Janger Kolok merupakan kekhasan seni budaya Buleleng yang telah diakui sebagai Warisan Budaya Tak Benda (WBTB) oleh Indonesia melalui Kementerian Kebudayaan. Tarian pergaulan yang dilakoni oleh penyandang disabilitas tuna rungu dan wicara ini diiringi bahasa isyarat dari Desa Bengkala, Kecamatan Kubutambahan yang sering dipentaskan pada event-event besar. 

Terbaru pada malam ketiga apresiasi seni rangkaian HUT Kota Singaraja ke 421 ratusan pasang mata terpukau atas aksi tarian Janger Kolok yang dipentaskan oleh 10 penari diiringi alat tabuh kendangan dan cengceng ini  dengan membawakan cerita tentang Arjuna Wiwaha di panggung terbuka RTH Taman Bung Karno, Sukasada, Senin,(7/4).

Ditemui sebelum tampil, koordinator sekeha Janger Kolok I Kadek Sriparjana menyampaikan terimakasih atas kesempatan tampil yang diberikan oleh bapak Bupati Buleleng dan Pemerintah Desa Bengkala."Kesempatan ini merupakan hal yang luar biasa agar eksistensi Janger Kolok terus terjaga,"ujarnya.

Agar terus terjaga keberadaan Janger Kolok ini I Kadek Sriparjana menyampaikan pihaknya secara kontinu terus mengadakan latihan setiap seminggu sekali untuk melatih kekompakan sebagai persiapan jika sewaktu-waktu dipanggil untuk tampil oleh wisatawan."Kami punya KEM tersendiri sebagai tempat latihan yaitu diwantilan kawasan ekonomi masyarakat bantuan dari PT. Pertamina,"sebutnya.


Pihaknya memaklumi bahwasannya populasi masyarakat yang tuna wicara dan tuna rungu tahun ke tahun berkurang di Desa Bengkala, namun pihaknya terus berupaya melestarikan seni tradisi ini."Dulu populasinya masyarakat kolok sekitar 45 orang dan sekarang cuma 35 orang dan untuk menjadi anggota tidak bisa kita paksakan, harus yang bener-bener mau ikut selain itu tergantung mood bersangkutan.

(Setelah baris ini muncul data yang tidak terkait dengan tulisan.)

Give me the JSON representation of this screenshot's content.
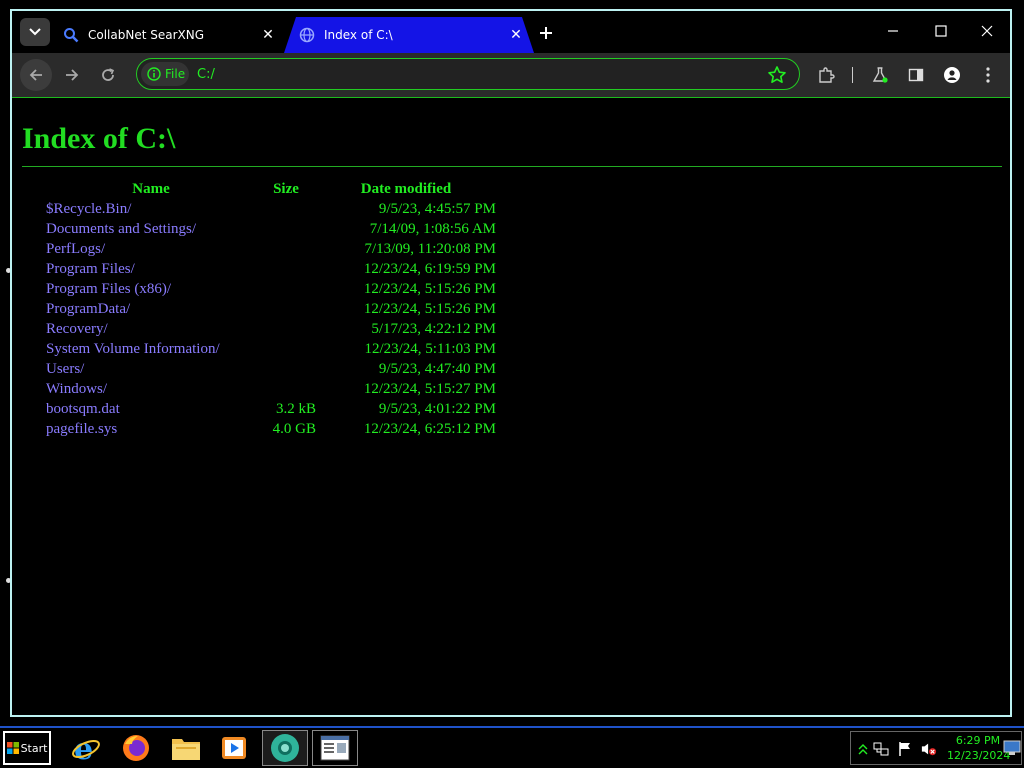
{
  "browser": {
    "tabs": [
      {
        "title": "CollabNet SearXNG",
        "favicon": "search-icon",
        "active": false
      },
      {
        "title": "Index of C:\\",
        "favicon": "globe-icon",
        "active": true
      }
    ],
    "toolbar": {
      "origin_label": "File",
      "url": "C:/"
    }
  },
  "page": {
    "title": "Index of C:\\",
    "columns": {
      "name": "Name",
      "size": "Size",
      "date": "Date modified"
    },
    "rows": [
      {
        "name": "$Recycle.Bin/",
        "size": "",
        "date": "9/5/23, 4:45:57 PM"
      },
      {
        "name": "Documents and Settings/",
        "size": "",
        "date": "7/14/09, 1:08:56 AM"
      },
      {
        "name": "PerfLogs/",
        "size": "",
        "date": "7/13/09, 11:20:08 PM"
      },
      {
        "name": "Program Files/",
        "size": "",
        "date": "12/23/24, 6:19:59 PM"
      },
      {
        "name": "Program Files (x86)/",
        "size": "",
        "date": "12/23/24, 5:15:26 PM"
      },
      {
        "name": "ProgramData/",
        "size": "",
        "date": "12/23/24, 5:15:26 PM"
      },
      {
        "name": "Recovery/",
        "size": "",
        "date": "5/17/23, 4:22:12 PM"
      },
      {
        "name": "System Volume Information/",
        "size": "",
        "date": "12/23/24, 5:11:03 PM"
      },
      {
        "name": "Users/",
        "size": "",
        "date": "9/5/23, 4:47:40 PM"
      },
      {
        "name": "Windows/",
        "size": "",
        "date": "12/23/24, 5:15:27 PM"
      },
      {
        "name": "bootsqm.dat",
        "size": "3.2 kB",
        "date": "9/5/23, 4:01:22 PM"
      },
      {
        "name": "pagefile.sys",
        "size": "4.0 GB",
        "date": "12/23/24, 6:25:12 PM"
      }
    ]
  },
  "taskbar": {
    "start_label": "Start",
    "apps": [
      "internet-explorer-icon",
      "firefox-icon",
      "file-explorer-icon",
      "media-player-icon",
      "chrome-icon",
      "window-icon"
    ],
    "clock_time": "6:29 PM",
    "clock_date": "12/23/2024"
  },
  "colors": {
    "accent": "#22ee22",
    "link": "#8a7cff",
    "active_tab": "#1414e6",
    "taskbar_border": "#1f52c9"
  }
}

Jumlah anggota dulu 16 orang sekarang 12 orang dan regenerasi tetap kita lakukan,"ungkapnya.

Untuk diketahui Janger Kolok yang dirintis oleh almarhum Bapak Wayan Nedeng pada tahun 1969 merupakan gabungan tari Janger dan seni beladiri serta mengadopsi cerita Kekawin Arjuna Wiwaha yang dibawakan oleh masyarakat penyandang disabilitas bisu tuli atau kolok dengan tujuan memberdayakan masyarakat kolok untuk berkesenian sehingga setara dengan masyarakat normal.


Dipengujung I Kadek Sriparjana berharap Janger Kolok agar terus dilibatkan dalam event-event skala kabupaten, provinsi bahkan nasional, sehingga seni tradisi khas Buleleng ini tetap eksis dan lestari.